New Insights in Structures, Properties, and Rheological Behaviors of Cationic Dyeable Polyesters

The incorporation of ionic groups (sodium sulfonate group) in cationic dyeable polyesters (CDPs) leads to alterations in melt flow behaviors and corresponding effects on the conventional production process compared with poly(ethylene terephthalate) (PET). In this study, a range of CDPs were synthesized with a wide range of sodium-5-sulfo-bis(hydroxyethyl)-isophthalate (SIPE) contents, and their structures, properties, and rheological behaviors were comprehensively investigated. The thermal stability of CDPs decreased, while the glass transition temperature initially decreased and then increased with an increase in SIPE content.
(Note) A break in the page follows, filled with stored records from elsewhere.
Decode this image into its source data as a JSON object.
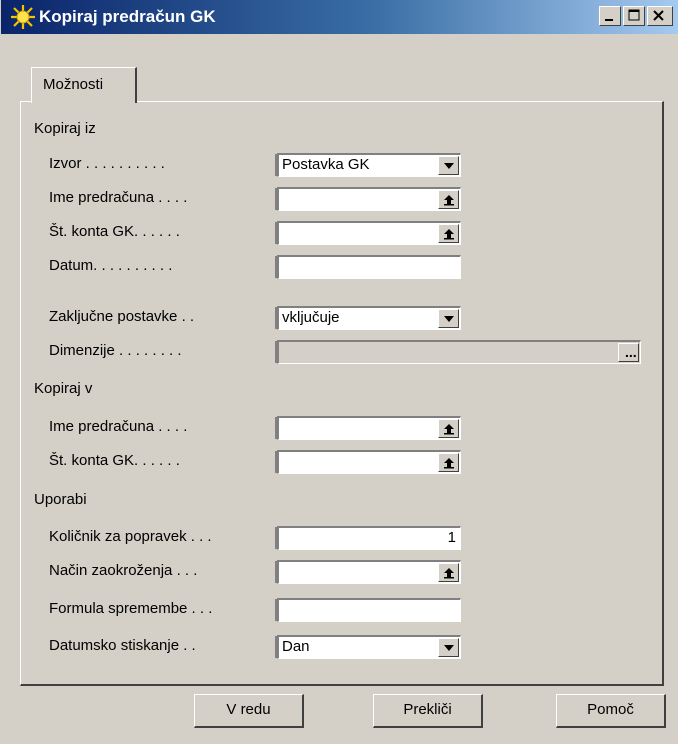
{
  "window": {
    "title": "Kopiraj predračun GK"
  },
  "tabs": [
    {
      "label": "Možnosti"
    }
  ],
  "sections": {
    "copy_from": {
      "heading": "Kopiraj iz",
      "fields": [
        {
          "label": "Izvor . . . . . . . . . .",
          "value": "Postavka GK",
          "control": "dropdown"
        },
        {
          "label": "Ime predračuna . . . .",
          "value": "",
          "control": "lookup"
        },
        {
          "label": "Št. konta GK. . . . . .",
          "value": "",
          "control": "lookup"
        },
        {
          "label": "Datum. . . . . . . . . .",
          "value": "",
          "control": "text"
        },
        {
          "label": "Zaključne postavke . .",
          "value": "vključuje",
          "control": "dropdown"
        },
        {
          "label": "Dimenzije . . . . . . . .",
          "value": "",
          "control": "assist",
          "assist_label": "..."
        }
      ]
    },
    "copy_to": {
      "heading": "Kopiraj v",
      "fields": [
        {
          "label": "Ime predračuna . . . .",
          "value": "",
          "control": "lookup"
        },
        {
          "label": "Št. konta GK. . . . . .",
          "value": "",
          "control": "lookup"
        }
      ]
    },
    "apply": {
      "heading": "Uporabi",
      "fields": [
        {
          "label": "Količnik za popravek . . .",
          "value": "1",
          "control": "number"
        },
        {
          "label": "Način zaokroženja . . .",
          "value": "",
          "control": "lookup"
        },
        {
          "label": "Formula spremembe . . .",
          "value": "",
          "control": "text"
        },
        {
          "label": "Datumsko stiskanje . .",
          "value": "Dan",
          "control": "dropdown"
        }
      ]
    }
  },
  "buttons": {
    "ok": "V redu",
    "cancel": "Prekliči",
    "help": "Pomoč"
  },
  "colors": {
    "face": "#d4d0c8",
    "title_start": "#0a246a",
    "title_end": "#a6caf0"
  }
}
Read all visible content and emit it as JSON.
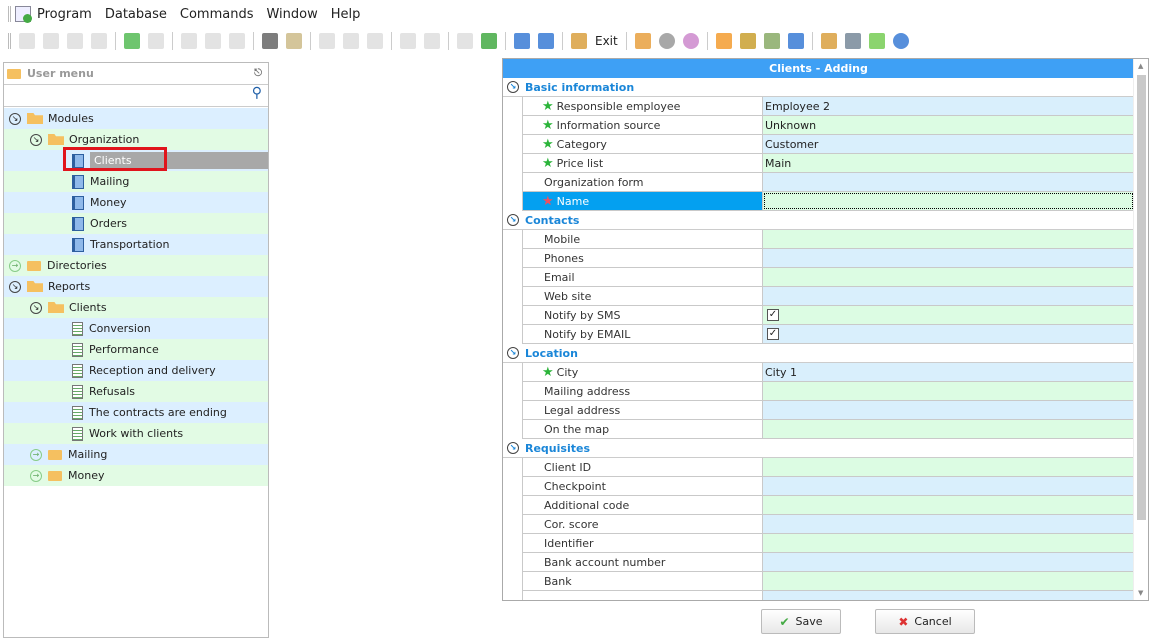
{
  "menubar": {
    "items": [
      "Program",
      "Database",
      "Commands",
      "Window",
      "Help"
    ]
  },
  "toolbar": {
    "exit_label": "Exit",
    "icons": [
      "add-icon",
      "copy-icon",
      "edit-icon",
      "delete-icon",
      "refresh-icon",
      "search-icon",
      "filter-icon",
      "filter-clear-icon",
      "filter-check-icon",
      "flag-icon",
      "image-icon",
      "expand-icon",
      "expand-all-icon",
      "collapse-all-icon",
      "add-column-icon",
      "note-icon",
      "download-icon",
      "excel-export-icon",
      "close-window-icon",
      "close-all-windows-icon",
      "exit-icon",
      "location-pin-icon",
      "settings-icon",
      "color-wheel-icon",
      "rss-icon",
      "lock-icon",
      "users-icon",
      "plug-icon",
      "table-icon",
      "print-icon",
      "play-icon",
      "info-icon"
    ]
  },
  "user_menu": {
    "title": "User menu",
    "tree": [
      {
        "label": "Modules",
        "level": 0,
        "type": "folder",
        "state": "open"
      },
      {
        "label": "Organization",
        "level": 1,
        "type": "folder",
        "state": "open"
      },
      {
        "label": "Clients",
        "level": 2,
        "type": "doc",
        "selected": true
      },
      {
        "label": "Mailing",
        "level": 2,
        "type": "doc"
      },
      {
        "label": "Money",
        "level": 2,
        "type": "doc"
      },
      {
        "label": "Orders",
        "level": 2,
        "type": "doc"
      },
      {
        "label": "Transportation",
        "level": 2,
        "type": "doc"
      },
      {
        "label": "Directories",
        "level": 0,
        "type": "folder",
        "state": "closed"
      },
      {
        "label": "Reports",
        "level": 0,
        "type": "folder",
        "state": "open"
      },
      {
        "label": "Clients",
        "level": 1,
        "type": "folder",
        "state": "open"
      },
      {
        "label": "Conversion",
        "level": 2,
        "type": "report"
      },
      {
        "label": "Performance",
        "level": 2,
        "type": "report"
      },
      {
        "label": "Reception and delivery",
        "level": 2,
        "type": "report"
      },
      {
        "label": "Refusals",
        "level": 2,
        "type": "report"
      },
      {
        "label": "The contracts are ending",
        "level": 2,
        "type": "report"
      },
      {
        "label": "Work with clients",
        "level": 2,
        "type": "report"
      },
      {
        "label": "Mailing",
        "level": 1,
        "type": "folder",
        "state": "closed"
      },
      {
        "label": "Money",
        "level": 1,
        "type": "folder",
        "state": "closed"
      }
    ]
  },
  "form": {
    "title": "Clients - Adding",
    "groups": [
      {
        "title": "Basic information",
        "rows": [
          {
            "label": "Responsible employee",
            "value": "Employee 2",
            "required": "green",
            "tone": "blue"
          },
          {
            "label": "Information source",
            "value": "Unknown",
            "required": "green",
            "tone": "green"
          },
          {
            "label": "Category",
            "value": "Customer",
            "required": "green",
            "tone": "blue"
          },
          {
            "label": "Price list",
            "value": "Main",
            "required": "green",
            "tone": "green"
          },
          {
            "label": "Organization form",
            "value": "",
            "tone": "blue"
          },
          {
            "label": "Name",
            "value": "",
            "required": "red",
            "tone": "green",
            "selected": true
          }
        ]
      },
      {
        "title": "Contacts",
        "rows": [
          {
            "label": "Mobile",
            "value": "",
            "tone": "green"
          },
          {
            "label": "Phones",
            "value": "",
            "tone": "blue"
          },
          {
            "label": "Email",
            "value": "",
            "tone": "green"
          },
          {
            "label": "Web site",
            "value": "",
            "tone": "blue"
          },
          {
            "label": "Notify by SMS",
            "checkbox": true,
            "checked": true,
            "tone": "green"
          },
          {
            "label": "Notify by EMAIL",
            "checkbox": true,
            "checked": true,
            "tone": "blue"
          }
        ]
      },
      {
        "title": "Location",
        "rows": [
          {
            "label": "City",
            "value": "City 1",
            "required": "green",
            "tone": "blue"
          },
          {
            "label": "Mailing address",
            "value": "",
            "tone": "green"
          },
          {
            "label": "Legal address",
            "value": "",
            "tone": "blue"
          },
          {
            "label": "On the map",
            "value": "",
            "tone": "green"
          }
        ]
      },
      {
        "title": "Requisites",
        "rows": [
          {
            "label": "Client ID",
            "value": "",
            "tone": "green"
          },
          {
            "label": "Checkpoint",
            "value": "",
            "tone": "blue"
          },
          {
            "label": "Additional code",
            "value": "",
            "tone": "green"
          },
          {
            "label": "Cor. score",
            "value": "",
            "tone": "blue"
          },
          {
            "label": "Identifier",
            "value": "",
            "tone": "green"
          },
          {
            "label": "Bank account number",
            "value": "",
            "tone": "blue"
          },
          {
            "label": "Bank",
            "value": "",
            "tone": "green"
          },
          {
            "label": "",
            "value": "",
            "tone": "blue"
          }
        ]
      }
    ]
  },
  "buttons": {
    "save": "Save",
    "cancel": "Cancel"
  },
  "colors": {
    "title_bar": "#3ea0f5",
    "group_title": "#1a86d8",
    "selected_row": "#04a0f0",
    "value_blue": "#d9effc",
    "value_green": "#dcfce3",
    "highlight": "#e0141c"
  }
}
Several rheological tests were performed, and the time–temperature superposition principle was utilized to give an in-depth analysis of ionic aggregations and internal structures of CDPs. A more complex rheological behavior of CDPs was observed due to the ionic aggregation effects aroused from the strong polarity of sodium sulfonate groups. Based on temperature scans, small amounts of SIPE would act as a plasticizer, reducing the complex viscosity (η*) of CDPs. As the SIPE content increased, the η* of CDPs increased, and the linear viscoelastic interval became narrower, indicative of the formation of ionic aggregates, and this structure was also verified by the results obtained from extensional rheology. Time–temperature superposition began to fail when the SIPE concentration rose further, confirming that ionic aggregation clusters emerged. This work may shed light on the understanding of design and structure–property relationships of PET ionomers.